A l’ami qui ne m’a pas sauvé la vie

Angers, le samedi 7 mai 2022 – C’est une affaire particulièrement difficile moralement que les magistrats du tribunal correctionnel d’Angers ont dû trancher ce lundi 2 mai. Une affaire de médecine, d’éthique mais aussi et surtout d’amitié. Un vétérinaire y était jugé pour faux et usage de faux.

Ce médecin des animaux n’était cependant pas dans le box pour une banale fraude, mais pour avoir, en 2019, falsifié une ordonnance afin de permettre à un ami atteint de la maladie de Charcot de se procurer des produits mortels et de mettre fin à ses jours.

Maladie dégénérative particulièrement incapacitante, la maladie de Charcot ou sclérose latérale amyotrophique (SLA) est une des principales causes de suicide assisté ou d’euthanasie dans les pays qui autorisent ces pratiques. Le vétérinaire avait d’abord refusé d’accéder à la demande de son ami de l’aider à se suicider mais face à sa souffrance et à sa détresse, il avait fini par céder. « Il faut surtout me laisser partir cette fois » avait écrit le malade dans sa lettre de suicide, lui qui avait déjà tenté par trois fois de mettre fin à ses jours.

Peut-on sauver une personne en l’aidant à mourir ?

Au procès de ce lundi, le vétérinaire ne faisait face à aucune partie civile. En effet, la famille de la « victime » le soutient et le remercie pour son geste. Le ministère public avait d’abord voulu le poursuivre pour assassinat, mais le vétérinaire n’ayant pas directement donné la mort à son ami, c’est donc pour le chef d’accusation de « faux et usage de faux » que le professionnel était poursuivi.

Clément, le parquet n’a requis que quatre mois de prison avec sursis.
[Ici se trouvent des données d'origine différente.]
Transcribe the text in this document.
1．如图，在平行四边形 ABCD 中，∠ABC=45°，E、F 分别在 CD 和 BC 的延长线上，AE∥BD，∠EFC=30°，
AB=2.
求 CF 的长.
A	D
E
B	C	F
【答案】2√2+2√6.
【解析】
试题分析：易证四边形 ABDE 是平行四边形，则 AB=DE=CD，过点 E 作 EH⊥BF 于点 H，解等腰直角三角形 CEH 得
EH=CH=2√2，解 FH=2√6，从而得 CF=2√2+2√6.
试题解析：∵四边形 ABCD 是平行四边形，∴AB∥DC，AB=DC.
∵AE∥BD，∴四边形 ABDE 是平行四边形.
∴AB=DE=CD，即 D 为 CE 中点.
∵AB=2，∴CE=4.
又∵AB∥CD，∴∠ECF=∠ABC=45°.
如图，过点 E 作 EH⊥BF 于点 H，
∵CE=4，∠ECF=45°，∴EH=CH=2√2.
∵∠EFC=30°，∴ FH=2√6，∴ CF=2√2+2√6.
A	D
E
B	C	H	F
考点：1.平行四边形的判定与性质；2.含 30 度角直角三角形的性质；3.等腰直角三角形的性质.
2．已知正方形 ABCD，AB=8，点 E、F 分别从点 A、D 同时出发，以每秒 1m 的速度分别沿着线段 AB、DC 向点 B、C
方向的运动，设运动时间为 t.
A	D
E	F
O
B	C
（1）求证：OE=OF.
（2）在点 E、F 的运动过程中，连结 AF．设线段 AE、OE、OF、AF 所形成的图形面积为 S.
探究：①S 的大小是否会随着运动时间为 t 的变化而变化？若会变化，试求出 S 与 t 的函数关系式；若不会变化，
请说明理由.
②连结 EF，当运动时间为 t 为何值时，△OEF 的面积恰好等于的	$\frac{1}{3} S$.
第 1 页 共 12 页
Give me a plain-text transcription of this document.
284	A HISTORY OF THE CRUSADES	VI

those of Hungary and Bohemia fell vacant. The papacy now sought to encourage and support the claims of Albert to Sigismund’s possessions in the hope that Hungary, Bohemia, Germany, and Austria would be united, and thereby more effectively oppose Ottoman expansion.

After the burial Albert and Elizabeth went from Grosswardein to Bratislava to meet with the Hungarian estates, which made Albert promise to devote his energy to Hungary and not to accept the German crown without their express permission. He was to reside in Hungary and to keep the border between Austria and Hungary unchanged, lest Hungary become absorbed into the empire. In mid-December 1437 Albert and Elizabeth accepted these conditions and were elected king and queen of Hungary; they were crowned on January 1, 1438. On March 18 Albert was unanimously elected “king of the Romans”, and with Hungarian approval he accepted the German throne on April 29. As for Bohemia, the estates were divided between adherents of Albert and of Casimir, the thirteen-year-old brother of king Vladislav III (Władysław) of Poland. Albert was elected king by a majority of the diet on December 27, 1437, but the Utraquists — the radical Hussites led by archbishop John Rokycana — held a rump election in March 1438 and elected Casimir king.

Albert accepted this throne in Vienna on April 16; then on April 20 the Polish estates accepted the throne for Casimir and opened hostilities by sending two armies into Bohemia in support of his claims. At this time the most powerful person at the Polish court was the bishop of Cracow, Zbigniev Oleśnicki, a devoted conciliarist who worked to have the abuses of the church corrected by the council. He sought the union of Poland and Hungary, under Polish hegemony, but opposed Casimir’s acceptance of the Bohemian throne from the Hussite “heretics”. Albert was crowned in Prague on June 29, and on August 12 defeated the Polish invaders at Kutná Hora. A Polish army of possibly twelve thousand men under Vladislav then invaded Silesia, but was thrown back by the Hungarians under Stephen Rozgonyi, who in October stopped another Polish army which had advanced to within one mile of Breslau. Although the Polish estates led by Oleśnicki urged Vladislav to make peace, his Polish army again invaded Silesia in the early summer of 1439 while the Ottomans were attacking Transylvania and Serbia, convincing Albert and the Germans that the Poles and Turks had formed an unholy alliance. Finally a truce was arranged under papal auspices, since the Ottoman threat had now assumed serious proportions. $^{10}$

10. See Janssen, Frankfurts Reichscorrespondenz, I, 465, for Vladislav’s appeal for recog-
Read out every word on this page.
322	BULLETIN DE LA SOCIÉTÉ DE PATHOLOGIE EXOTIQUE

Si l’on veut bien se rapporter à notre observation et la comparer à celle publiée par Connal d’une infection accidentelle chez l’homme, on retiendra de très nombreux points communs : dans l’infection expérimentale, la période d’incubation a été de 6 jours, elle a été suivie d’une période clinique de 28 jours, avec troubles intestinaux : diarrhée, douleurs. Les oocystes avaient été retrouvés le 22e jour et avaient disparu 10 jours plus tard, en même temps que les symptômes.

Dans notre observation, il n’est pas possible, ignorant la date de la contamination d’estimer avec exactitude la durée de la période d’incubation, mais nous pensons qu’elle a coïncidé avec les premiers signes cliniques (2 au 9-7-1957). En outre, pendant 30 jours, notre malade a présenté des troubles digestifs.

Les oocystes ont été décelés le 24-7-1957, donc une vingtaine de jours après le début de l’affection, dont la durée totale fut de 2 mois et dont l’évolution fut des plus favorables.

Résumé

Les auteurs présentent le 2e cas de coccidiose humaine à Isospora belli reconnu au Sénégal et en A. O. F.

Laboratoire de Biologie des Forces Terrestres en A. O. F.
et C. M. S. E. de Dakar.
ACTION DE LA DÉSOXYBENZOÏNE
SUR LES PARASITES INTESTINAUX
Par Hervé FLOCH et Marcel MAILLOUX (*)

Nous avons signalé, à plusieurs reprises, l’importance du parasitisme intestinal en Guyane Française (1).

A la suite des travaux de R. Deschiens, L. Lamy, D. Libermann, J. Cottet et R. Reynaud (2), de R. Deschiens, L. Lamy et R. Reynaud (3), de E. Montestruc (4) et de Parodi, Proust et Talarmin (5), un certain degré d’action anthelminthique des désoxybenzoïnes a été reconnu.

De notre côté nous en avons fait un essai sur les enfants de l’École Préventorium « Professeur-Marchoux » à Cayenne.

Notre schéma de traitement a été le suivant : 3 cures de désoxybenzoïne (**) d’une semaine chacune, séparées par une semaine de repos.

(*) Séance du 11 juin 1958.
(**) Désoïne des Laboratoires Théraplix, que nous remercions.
Mais les juges du tribunal correctionnel d’Angers sont allés plus loin, en prononçant la relaxe du prévenu au nom de ce que les juristes appellent l’état de nécessité.

Prévu à l’article 122-7 du code pénal, l’état de nécessité prévoit que « n’est pas pénalement responsable la personne qui accomplit un acte nécessaire à la sauvegarde de la personne ». Ce principe permet donc habituellement d’exonérer la personne qui commet une infraction pour en sauver une autre. En prononçant la relaxe de celui qui a aidé son ami à mourir, les magistrats ont donc entièrement retourné le principe.

Pour Maître Antoine Barret, avocat du prévenu, les juges ont décidé de « considérer la personne dans son intégralité » et de considérer que par son geste, le vétérinaire avait « sauvegardé » la dignité de son ami. L’application de l’état de nécessité à un cas de suicide assisté est une première selon l’avocat.

Une affaire d’amitié

Difficile de dire si la décision du tribunal correctionnel d’Angers fera jurisprudence, d’autant plus que le parquet a d’ores et déjà fait appel de cette relaxe. L’affaire sera donc rejugée par la cour d’appel, puis éventuellement soumise à la Cour de Cassation, avant que la relaxe ne soit définitive.

Elle pourrait en tout cas alimenter le débat sur la législation sur la fin de vie, qui fait régulièrement la une de l’actualité à la faveur de certains drames. Si de plus en plus de nos voisins ont légalisé l’euthanasie et/ou le suicide assisté ces dernières années, la France s’en tient aux lois Leonetti-Clays de 2005 et 2016, qui autorisent de fait l’euthanasie passive (arrêt des soins et sédation profonde) mais incrimine toujours l’aide active à mourir.

Durant sa campagne de réélection, le Président Emmanuel Macron a promis qu’une « convention citoyenne sur la fin de vie » serait organisée durant son second quinquennat, se disant à titre personnel favorable au système belge qui autorise l’euthanasie.  

Le vétérinaire relaxé ce lundi se sent pour sa part loin de toutes ces questions hautement philosophiques. Son avocat l’assure, « son geste n’a rien de militant ». « Il ne mène aucun combat pour l’euthanasie, mais il a agi par compassion et empathie en voyant l’état de santé de cet ami se dégrader ». Pour lui, c’était une affaire d’amitié avant tout.